Try it out with your code. Discuss what data you're getting from this endpoint and write it down in your notes.

## Group Activity Problem 6

Now we're going to use another new Python package: `plotly`. Plotly is a really neat package for making interactive visualizations from data.

Start by installing plotly:

```shell
python3 -m pip install plotly
```

Then try running this example and discuss what the code is doing.

In [4]:
import plotly.express as px
import requests


response = requests.get("https://api.covid19api.com/summary")

data = response.json()
country_data = data["Countries"]

fig = px.bar(country_data,x="Country",y="NewConfirmed",title="New Confirmed Cases by Country")
fig.show()

ValueError: Mime type rendering requires nbformat>=4.2.0 but it is not installed

## Group Activity Problem 7

Note that the above bar chart has too many countries to see any of the data well. Before making the plot, look through the list of countries and remove any that have less than 10,000 cases (it may be easier to make a new list and append only the countries with at least 10,000 cases).

## Group Activity Problem 8

Now let's try to use the https://api.covid19api.com/live/country/united-states endpoint to create a line graph. Try the code below:

In [1]:
import plotly.express as px
import requests

response = requests.get("https://api.covid19api.com/live/country/united-states")

data = response.json()

fig = px.line(data, x="Date", y="Deaths", color="Province", title='COVID Deaths in the US')
fig.show()

ValueError: Mime type rendering requires nbformat>=4.2.0 but it is not installed

## Group Activity Problem 9

The main problems with the above plot seem to be (1) a stray data point from 1970 in the US Virgin Islands, and (2) too many states.

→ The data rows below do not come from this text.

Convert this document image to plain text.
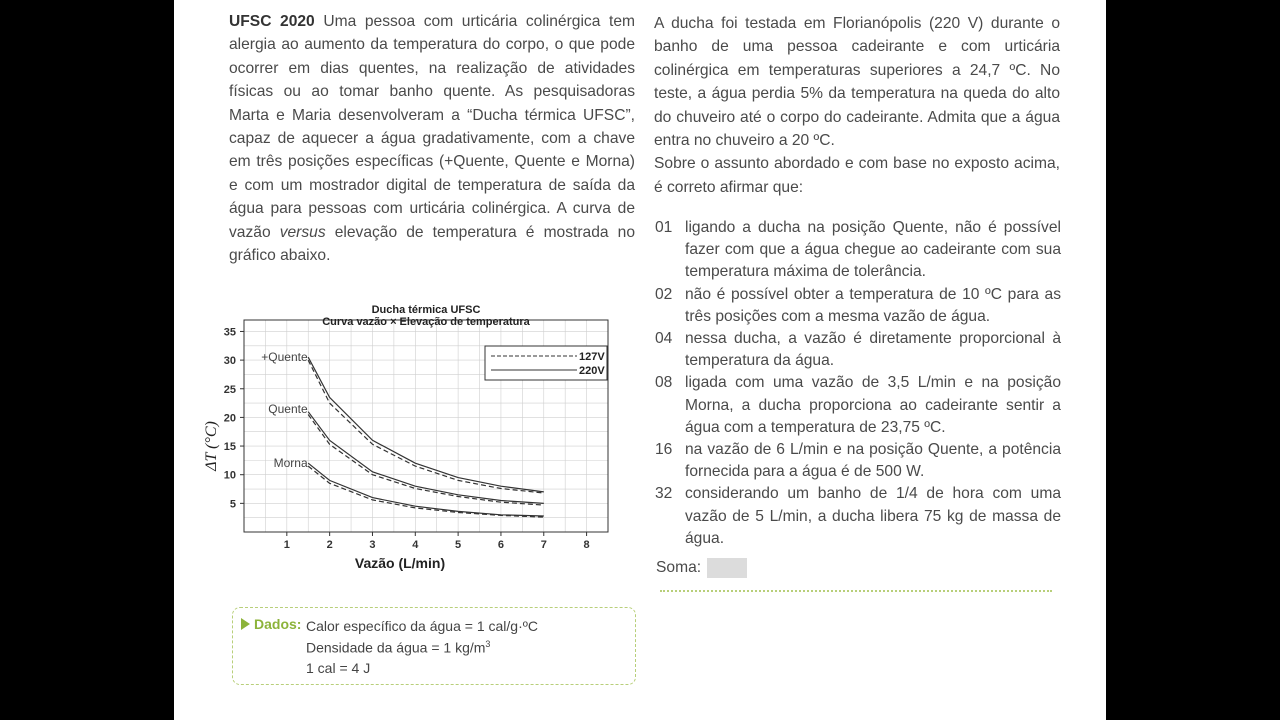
UFSC 2020 Uma pessoa com urticária colinérgica tem alergia ao aumento da temperatura do corpo, o que pode ocorrer em dias quentes, na realização de atividades físicas ou ao tomar banho quente. As pesquisadoras Marta e Maria desenvolveram a “Ducha térmica UFSC”, capaz de aquecer a água gradativamente, com a chave em três posições específicas (+Quente, Quente e Morna) e com um mostrador digital de temperatura de saída da água para pessoas com urticária colinérgica. A curva de vazão versus elevação de temperatura é mostrada no gráfico abaixo.
1	2	3	4	5	6	7	8
5
10
15
20
25
30
35
Ducha térmica UFSC
Curva vazão × Elevação de temperatura
Vazão (L/min)
ΔT (°C)
+Quente
Quente
Morna
127V
220V
Dados: Calor específico da água = 1 cal/g·ºC
Densidade da água = 1 $kg/m^3$
1 cal = 4 J
A ducha foi testada em Florianópolis (220 V) durante o banho de uma pessoa cadeirante e com urticária colinérgica em temperaturas superiores a 24,7 ºC. No teste, a água perdia 5% da temperatura na queda do alto do chuveiro até o corpo do cadeirante. Admita que a água entra no chuveiro a 20 ºC.
Sobre o assunto abordado e com base no exposto acima, é correto afirmar que:
01 ligando a ducha na posição Quente, não é possível fazer com que a água chegue ao cadeirante com sua temperatura máxima de tolerância.
02 não é possível obter a temperatura de 10 ºC para as três posições com a mesma vazão de água.
04 nessa ducha, a vazão é diretamente proporcional à temperatura da água.
08 ligada com uma vazão de 3,5 L/min e na posição Morna, a ducha proporciona ao cadeirante sentir a água com a temperatura de 23,75 ºC.
16 na vazão de 6 L/min e na posição Quente, a potência fornecida para a água é de 500 W.
32 considerando um banho de 1/4 de hora com uma vazão de 5 L/min, a ducha libera 75 kg de massa de água.
Soma:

Pick three states (say Iowa, Illinois, and Minnesota), and remove any items that aren't from one of those states (or, make a new list and only include items from those states). Then, use the new data for the plot.

## Group Activity Problem 10 (if you have time)

Check out more examples of different kinds of plots you can make with Plotly: https://plotly.com/python/

Make some new cool visualizations from these endpoints or others.